Multimodal microscopy for biological tissue imaging
Laser-scanning microscopy offers promising solutions for tissue imaging at sub-cellular level and it can provide both morphological and functional information in a label-free modality. The combination of non-linear optical (NLO) microscopy techniques providing morphological information, together with those providing functional information is a crucial issue for tissue classification and pathological assessment. In fact, an important feature in understanding the development of a tissue disease is the relationship between morphological features such as architecture, shape, symmetry, and function. The proper combination of NLO microscopy techniques with Raman-based techniques in a morpho-chemical multimodal imaging approach can image and classify tissues in a fast, reliable, and label-free way. The experiment is aimed at developing two different advanced laser scanning microscopy platforms. A first platform that combines non-linear imaging techniques (Two-photon fluorescence, Second-harmonic generation, Fluorescence Lifetime Imaging) with Raman microspectroscopy will allow having an instrument able to provide a morpho-functional characterization of the examined samples. A second platform that combines Two-photon fluorescence and Second-harmonic generation microscopy with Brillouin light scattering micro-spectroscopy will enable the study of tissue morpho-mechanics, targeting both tissue morphology and biomechanics by means of an all-optical non-invasive contact-less correlative approach. The instruments are used for various research activities, including:
– Non-linear laser microscopy applied to digital pathology
The growing need for more accurate, objective and faster diagnosis has driven researchers to combine digital imaging with routine diagnostics. The term “Digital Pathology” refers to clinical practice focused on the use of computer technology for the development of high-resolution images, from slides containing tissue samples. Although “Digital Pathology” is transforming diagnostic procedures, the largely used H&E staining allows morphological classification of tissues, while functional aspects require immunohistochemical procedures. Non-linear optical (NLO) microscopy offers promising solutions for tissue imaging at a sub-cellular level and can provide both morphological and functional information in a label-free modality. In this experiment, we plan to combine the advantages offered by “Digital Pathology” with the capabilities of NLO microscopy to provide a label-free digital platform for the automatic analysis and diagnostics of human biological tissues in a rapid, objective and reliable manner. The approach will be used for diagnostic purposes for both cancer and non-cancer diseases.
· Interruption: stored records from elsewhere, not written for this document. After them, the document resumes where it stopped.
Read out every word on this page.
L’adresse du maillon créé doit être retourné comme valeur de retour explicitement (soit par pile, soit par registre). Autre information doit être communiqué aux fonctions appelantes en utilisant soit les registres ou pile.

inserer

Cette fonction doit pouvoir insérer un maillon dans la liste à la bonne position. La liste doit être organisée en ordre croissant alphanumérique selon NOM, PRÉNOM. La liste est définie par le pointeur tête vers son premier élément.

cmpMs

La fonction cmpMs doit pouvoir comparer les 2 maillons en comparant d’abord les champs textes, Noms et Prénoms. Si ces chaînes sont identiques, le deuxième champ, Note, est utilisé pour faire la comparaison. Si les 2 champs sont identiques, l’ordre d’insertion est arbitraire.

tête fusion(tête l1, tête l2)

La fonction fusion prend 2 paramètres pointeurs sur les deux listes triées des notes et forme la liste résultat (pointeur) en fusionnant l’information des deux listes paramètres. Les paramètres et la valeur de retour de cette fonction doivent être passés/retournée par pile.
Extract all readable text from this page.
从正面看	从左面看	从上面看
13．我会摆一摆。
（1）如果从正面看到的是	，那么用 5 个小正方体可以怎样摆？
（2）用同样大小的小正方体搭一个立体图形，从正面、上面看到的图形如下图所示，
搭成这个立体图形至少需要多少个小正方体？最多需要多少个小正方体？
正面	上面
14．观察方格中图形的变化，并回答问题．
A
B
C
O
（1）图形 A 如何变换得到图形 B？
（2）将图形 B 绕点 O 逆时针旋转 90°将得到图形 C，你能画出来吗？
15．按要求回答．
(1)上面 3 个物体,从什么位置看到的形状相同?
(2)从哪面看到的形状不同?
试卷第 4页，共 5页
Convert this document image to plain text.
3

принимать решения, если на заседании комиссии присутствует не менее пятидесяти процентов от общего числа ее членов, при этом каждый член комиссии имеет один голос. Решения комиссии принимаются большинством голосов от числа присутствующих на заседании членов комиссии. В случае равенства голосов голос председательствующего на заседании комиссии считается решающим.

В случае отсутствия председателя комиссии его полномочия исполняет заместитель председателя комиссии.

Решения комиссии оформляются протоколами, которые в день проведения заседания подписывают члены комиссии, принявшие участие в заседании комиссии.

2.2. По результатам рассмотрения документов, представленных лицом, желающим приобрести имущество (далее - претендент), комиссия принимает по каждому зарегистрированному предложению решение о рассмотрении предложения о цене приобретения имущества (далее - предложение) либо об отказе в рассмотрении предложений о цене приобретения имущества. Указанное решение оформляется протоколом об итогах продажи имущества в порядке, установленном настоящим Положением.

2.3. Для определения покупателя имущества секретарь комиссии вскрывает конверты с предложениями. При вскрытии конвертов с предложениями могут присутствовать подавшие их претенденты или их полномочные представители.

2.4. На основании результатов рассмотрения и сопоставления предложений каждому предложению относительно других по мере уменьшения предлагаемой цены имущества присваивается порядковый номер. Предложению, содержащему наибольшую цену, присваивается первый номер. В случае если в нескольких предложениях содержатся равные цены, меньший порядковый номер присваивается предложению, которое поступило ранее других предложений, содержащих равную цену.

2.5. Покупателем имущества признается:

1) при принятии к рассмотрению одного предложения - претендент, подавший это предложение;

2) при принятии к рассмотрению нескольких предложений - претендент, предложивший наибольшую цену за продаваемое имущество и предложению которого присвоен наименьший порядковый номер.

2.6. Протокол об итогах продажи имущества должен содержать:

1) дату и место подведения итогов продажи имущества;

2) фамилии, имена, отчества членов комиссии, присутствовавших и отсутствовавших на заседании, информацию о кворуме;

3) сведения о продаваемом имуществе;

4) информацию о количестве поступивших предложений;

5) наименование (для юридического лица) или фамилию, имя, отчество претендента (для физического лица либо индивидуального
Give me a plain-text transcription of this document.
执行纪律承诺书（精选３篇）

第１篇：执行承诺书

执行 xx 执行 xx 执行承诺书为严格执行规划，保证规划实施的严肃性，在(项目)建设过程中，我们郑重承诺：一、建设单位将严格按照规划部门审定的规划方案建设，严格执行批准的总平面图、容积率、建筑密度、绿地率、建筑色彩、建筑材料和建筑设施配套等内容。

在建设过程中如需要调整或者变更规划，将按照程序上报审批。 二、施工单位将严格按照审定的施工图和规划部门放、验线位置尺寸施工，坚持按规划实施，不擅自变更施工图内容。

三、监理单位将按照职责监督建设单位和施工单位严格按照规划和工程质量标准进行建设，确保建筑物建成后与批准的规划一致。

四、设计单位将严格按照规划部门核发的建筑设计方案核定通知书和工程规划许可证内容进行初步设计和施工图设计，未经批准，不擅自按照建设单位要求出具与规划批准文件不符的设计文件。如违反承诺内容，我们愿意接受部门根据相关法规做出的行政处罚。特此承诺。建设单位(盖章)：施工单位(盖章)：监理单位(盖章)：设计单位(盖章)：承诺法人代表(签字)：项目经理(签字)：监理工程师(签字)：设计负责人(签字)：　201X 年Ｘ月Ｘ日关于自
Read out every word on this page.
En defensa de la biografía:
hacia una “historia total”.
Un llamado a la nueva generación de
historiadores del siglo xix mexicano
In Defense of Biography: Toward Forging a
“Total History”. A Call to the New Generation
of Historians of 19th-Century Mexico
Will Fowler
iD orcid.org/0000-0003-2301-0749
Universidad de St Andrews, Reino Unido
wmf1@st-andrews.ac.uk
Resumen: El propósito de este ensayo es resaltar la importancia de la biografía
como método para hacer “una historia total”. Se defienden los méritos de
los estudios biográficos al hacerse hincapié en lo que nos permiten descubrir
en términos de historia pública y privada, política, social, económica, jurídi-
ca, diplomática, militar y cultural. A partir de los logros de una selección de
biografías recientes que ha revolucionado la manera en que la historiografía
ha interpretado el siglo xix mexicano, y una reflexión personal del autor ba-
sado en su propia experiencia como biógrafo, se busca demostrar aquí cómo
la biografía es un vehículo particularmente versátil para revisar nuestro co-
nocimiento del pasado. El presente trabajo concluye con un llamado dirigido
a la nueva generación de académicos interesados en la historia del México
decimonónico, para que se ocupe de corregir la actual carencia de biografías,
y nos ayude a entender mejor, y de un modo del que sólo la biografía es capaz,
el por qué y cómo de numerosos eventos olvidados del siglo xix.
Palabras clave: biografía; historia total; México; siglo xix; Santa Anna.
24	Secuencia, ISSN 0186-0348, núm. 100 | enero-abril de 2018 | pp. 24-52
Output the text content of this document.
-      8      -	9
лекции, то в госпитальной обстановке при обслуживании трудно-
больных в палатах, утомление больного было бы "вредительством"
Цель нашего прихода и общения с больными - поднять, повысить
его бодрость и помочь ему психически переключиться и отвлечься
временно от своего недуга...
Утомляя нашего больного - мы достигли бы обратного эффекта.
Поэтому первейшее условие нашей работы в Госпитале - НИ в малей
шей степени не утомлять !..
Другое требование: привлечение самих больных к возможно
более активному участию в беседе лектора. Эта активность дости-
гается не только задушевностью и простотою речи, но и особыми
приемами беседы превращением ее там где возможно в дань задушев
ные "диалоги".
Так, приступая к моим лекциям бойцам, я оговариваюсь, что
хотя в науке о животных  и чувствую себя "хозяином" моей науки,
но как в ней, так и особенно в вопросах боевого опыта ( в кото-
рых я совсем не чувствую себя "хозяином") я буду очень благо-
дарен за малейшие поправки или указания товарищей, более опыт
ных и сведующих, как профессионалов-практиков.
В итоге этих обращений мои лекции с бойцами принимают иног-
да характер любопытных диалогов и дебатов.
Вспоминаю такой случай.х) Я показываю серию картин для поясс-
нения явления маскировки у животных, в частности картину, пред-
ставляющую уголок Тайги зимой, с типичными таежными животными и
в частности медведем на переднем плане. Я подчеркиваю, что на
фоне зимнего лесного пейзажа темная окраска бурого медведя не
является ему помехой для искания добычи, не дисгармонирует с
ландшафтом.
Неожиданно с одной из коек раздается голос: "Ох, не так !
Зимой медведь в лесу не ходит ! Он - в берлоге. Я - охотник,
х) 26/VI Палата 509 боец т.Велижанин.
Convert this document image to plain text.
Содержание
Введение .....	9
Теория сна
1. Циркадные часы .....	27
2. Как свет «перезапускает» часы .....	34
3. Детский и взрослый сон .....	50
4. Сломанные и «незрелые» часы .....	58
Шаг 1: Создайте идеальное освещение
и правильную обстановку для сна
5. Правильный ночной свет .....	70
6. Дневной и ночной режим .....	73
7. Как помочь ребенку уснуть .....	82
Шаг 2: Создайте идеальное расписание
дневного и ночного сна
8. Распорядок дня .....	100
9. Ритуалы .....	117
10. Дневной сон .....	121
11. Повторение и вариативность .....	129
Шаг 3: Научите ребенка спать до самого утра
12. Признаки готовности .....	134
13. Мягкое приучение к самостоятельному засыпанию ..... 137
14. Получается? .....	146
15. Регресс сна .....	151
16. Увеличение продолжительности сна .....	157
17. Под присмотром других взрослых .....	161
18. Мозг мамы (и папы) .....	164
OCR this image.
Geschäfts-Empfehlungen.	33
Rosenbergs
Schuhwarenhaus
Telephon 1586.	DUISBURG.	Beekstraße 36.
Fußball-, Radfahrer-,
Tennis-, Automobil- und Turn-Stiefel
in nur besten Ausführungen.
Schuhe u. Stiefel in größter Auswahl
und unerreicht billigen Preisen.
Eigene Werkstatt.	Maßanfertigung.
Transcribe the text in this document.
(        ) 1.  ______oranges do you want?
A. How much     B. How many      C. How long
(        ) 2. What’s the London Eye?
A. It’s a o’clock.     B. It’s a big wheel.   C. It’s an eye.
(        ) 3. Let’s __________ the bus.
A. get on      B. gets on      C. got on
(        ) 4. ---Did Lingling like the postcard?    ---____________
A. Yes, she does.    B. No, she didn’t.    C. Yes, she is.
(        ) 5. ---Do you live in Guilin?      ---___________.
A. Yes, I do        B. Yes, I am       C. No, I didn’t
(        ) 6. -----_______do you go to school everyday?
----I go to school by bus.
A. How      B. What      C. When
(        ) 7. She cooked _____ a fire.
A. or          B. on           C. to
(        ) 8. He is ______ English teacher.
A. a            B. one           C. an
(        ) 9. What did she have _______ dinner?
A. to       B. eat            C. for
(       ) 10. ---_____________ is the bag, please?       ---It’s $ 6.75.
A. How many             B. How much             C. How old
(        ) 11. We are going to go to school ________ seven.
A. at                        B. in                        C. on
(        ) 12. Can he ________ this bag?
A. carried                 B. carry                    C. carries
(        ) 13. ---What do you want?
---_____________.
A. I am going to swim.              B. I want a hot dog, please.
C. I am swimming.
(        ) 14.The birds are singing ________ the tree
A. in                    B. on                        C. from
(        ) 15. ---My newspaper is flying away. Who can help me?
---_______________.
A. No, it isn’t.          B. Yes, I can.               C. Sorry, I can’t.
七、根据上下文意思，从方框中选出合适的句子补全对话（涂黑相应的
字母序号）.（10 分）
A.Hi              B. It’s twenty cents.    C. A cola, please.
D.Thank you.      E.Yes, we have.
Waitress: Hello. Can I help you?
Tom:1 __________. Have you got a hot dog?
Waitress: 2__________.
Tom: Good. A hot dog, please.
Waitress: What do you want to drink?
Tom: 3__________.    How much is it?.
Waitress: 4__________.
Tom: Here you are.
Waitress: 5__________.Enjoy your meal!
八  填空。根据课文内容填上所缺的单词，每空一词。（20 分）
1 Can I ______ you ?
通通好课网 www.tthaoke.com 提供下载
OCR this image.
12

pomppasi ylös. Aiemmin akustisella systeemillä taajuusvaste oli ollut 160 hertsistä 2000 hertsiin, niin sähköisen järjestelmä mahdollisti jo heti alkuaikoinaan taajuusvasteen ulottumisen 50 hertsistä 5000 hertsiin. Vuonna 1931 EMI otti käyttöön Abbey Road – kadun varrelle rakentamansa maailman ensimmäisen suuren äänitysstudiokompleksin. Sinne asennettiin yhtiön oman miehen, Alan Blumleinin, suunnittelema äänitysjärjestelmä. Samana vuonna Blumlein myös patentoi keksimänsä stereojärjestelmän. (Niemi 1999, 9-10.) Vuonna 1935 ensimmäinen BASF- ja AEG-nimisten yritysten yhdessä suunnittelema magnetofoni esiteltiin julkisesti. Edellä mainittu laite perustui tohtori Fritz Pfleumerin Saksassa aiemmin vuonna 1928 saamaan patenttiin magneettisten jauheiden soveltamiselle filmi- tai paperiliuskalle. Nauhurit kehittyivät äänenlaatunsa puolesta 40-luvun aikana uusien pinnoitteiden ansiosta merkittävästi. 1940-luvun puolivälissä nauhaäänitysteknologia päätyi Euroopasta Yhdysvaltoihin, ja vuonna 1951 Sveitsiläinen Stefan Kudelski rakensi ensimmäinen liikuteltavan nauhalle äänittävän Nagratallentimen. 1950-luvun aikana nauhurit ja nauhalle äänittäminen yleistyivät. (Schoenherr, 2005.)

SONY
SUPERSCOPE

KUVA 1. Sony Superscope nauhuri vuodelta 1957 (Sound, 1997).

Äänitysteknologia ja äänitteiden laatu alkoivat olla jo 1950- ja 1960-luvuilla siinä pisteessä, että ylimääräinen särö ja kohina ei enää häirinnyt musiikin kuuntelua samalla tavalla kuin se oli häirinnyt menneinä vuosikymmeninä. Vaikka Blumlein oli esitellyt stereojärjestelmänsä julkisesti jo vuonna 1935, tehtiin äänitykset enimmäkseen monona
– Morpho-mechanical imaging of the cornea
The experiment is aimed at using a correlative imaging approach that combines SHG microscopy with Brillouin light scattering micro-spectroscopy for targeting tissue morpho-mechanics, with particular attention to corneal imaging. In particular, second-harmonic generation (SHG) microscopy will be used with both forward and backward detection as well as with a polarization scanning excitation scheme. The main goal is to take advantage of the strong SHG signal emitted by collagen to characterize its organization in both healthy and diseased samples of cornea. The morphological characterization of the sample, provided by SHG microscopy, will be correlated with the corresponding viscoelastic properties, highlighted by Brillouin light scattering micro-spectroscopy. This activity is aimed at advancing in the field of ophthalmic diagnostic imaging by developing new cutting-edge techniques, their applications to specific diseases, and finally their perspective of integration in a single platform, useful for clinical ophthalmic diagnostics. Further, The synergic integration of Brillouin and SHG microscopy will yield an unprecedently comprehensive insight into the morpho-mechanical features of collagenous samples, opening a new frontier in bio-imaging with a strong potential for impact in all clinical procedures requiring a non-invasive assessment of collagen morphology and biomechanics.